Given the maximum principle and a nonempty set $X$ we need to construct a well-ordering on $X$ . Consider the strict partial order on the collection $\mathcal{A}$ of well-ordered subsets of $X$ as in Exercise 5. The collection $\mathcal{A}$ is not empty as, for example, there are finite well-ordered subsets of $X$ . By the maximum principle, there exists a maximal ordered subcollection $\mathcal{B}$ of $\mathcal{A}$ . Take the union of all subsets of $X$ in $\mathcal{B}$ , a well-ordered subset $(B',<')$ of $X$ (Exercise 5(b)). If there is $x\notin B'$ , then $(B'\cup\{x\},<")$ , where $<"$ is the extension of $<'$ defined by $b<x$ for all $b\in B'$ , is a well-ordered subset of $X$ , and it is strictly $\prec$ -greater than any subset in $\mathcal{B}$ , as $B'=S_{x}$ . But this contradicts the maximality of $\mathcal{B}$ , as $(B'\cup\{x\},<")\notin\mathcal{B}$ . So, $X=B'$ and $<'$ is a well-ordering on $X$ .

Given the well-ordering theorem and a nonempty set $X$ together with a strict partial order $<$ , we need to prove that there is a maximal ordered subset of $X$ . Let $\prec$ be a well-ordering on $X$ , and by the general principle of recursive definition (Exercise 1), we construct $h:X\rightarrow\mathcal{P}(X)$ using $$\rho(f:S_{x}\rightarrow\mathcal{P}(X))=\begin{cases} f(S_{x})\cup\{x\} & \mbox{if }f(S_{x})\cup\{x\}\mbox{ is }<\mbox{-ordered},\\ f(S_{x}) & \mbox{otherwise}. \end{cases}$$ Then, $h(\alpha)=\rho(h|S_{\alpha})=h(S_{\alpha})\cup\{\alpha\}$ if it is $<$ -ordered, and $h(S_{\alpha})$ otherwise (sections are all with respect to $\prec$ ). The idea is exactly as in the text: take all elements one-by-one in some order, and see if you can add each one to the existing ordered subset so that the resulting subset is still ordered.
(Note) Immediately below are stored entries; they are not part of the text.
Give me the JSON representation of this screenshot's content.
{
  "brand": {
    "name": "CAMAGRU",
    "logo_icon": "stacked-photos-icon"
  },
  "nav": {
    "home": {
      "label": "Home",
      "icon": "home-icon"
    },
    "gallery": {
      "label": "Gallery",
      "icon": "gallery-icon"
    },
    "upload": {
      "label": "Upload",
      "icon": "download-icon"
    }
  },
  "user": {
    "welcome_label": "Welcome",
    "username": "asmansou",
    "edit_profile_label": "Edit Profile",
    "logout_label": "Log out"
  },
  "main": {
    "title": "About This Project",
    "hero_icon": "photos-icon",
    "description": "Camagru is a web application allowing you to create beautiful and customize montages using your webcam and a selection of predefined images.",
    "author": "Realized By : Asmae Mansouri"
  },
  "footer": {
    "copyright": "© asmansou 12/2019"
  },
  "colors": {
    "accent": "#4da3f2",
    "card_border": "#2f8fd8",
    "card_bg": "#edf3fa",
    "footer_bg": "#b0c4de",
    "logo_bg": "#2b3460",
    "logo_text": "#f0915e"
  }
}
Note, that $h(\alpha)$ is an $<$ -ordered subset of $X$ , and $h(S_{\alpha})$ is always a suborder of $h(\alpha)$ . Hence, the union $Z=\cup_{\alpha\in X}h(\alpha)$ is an ordered subset of $X$ (this is similar but even either than Exercise 5(b)). Further, it is a maximal ordered subset of $X$ . Indeed, if some $x\notin Z$ , then $h(S_{x})\cup\{x\}\subset Z\cup\{x\}$ is not ordered, neither is $Z\cup\{x\}$ .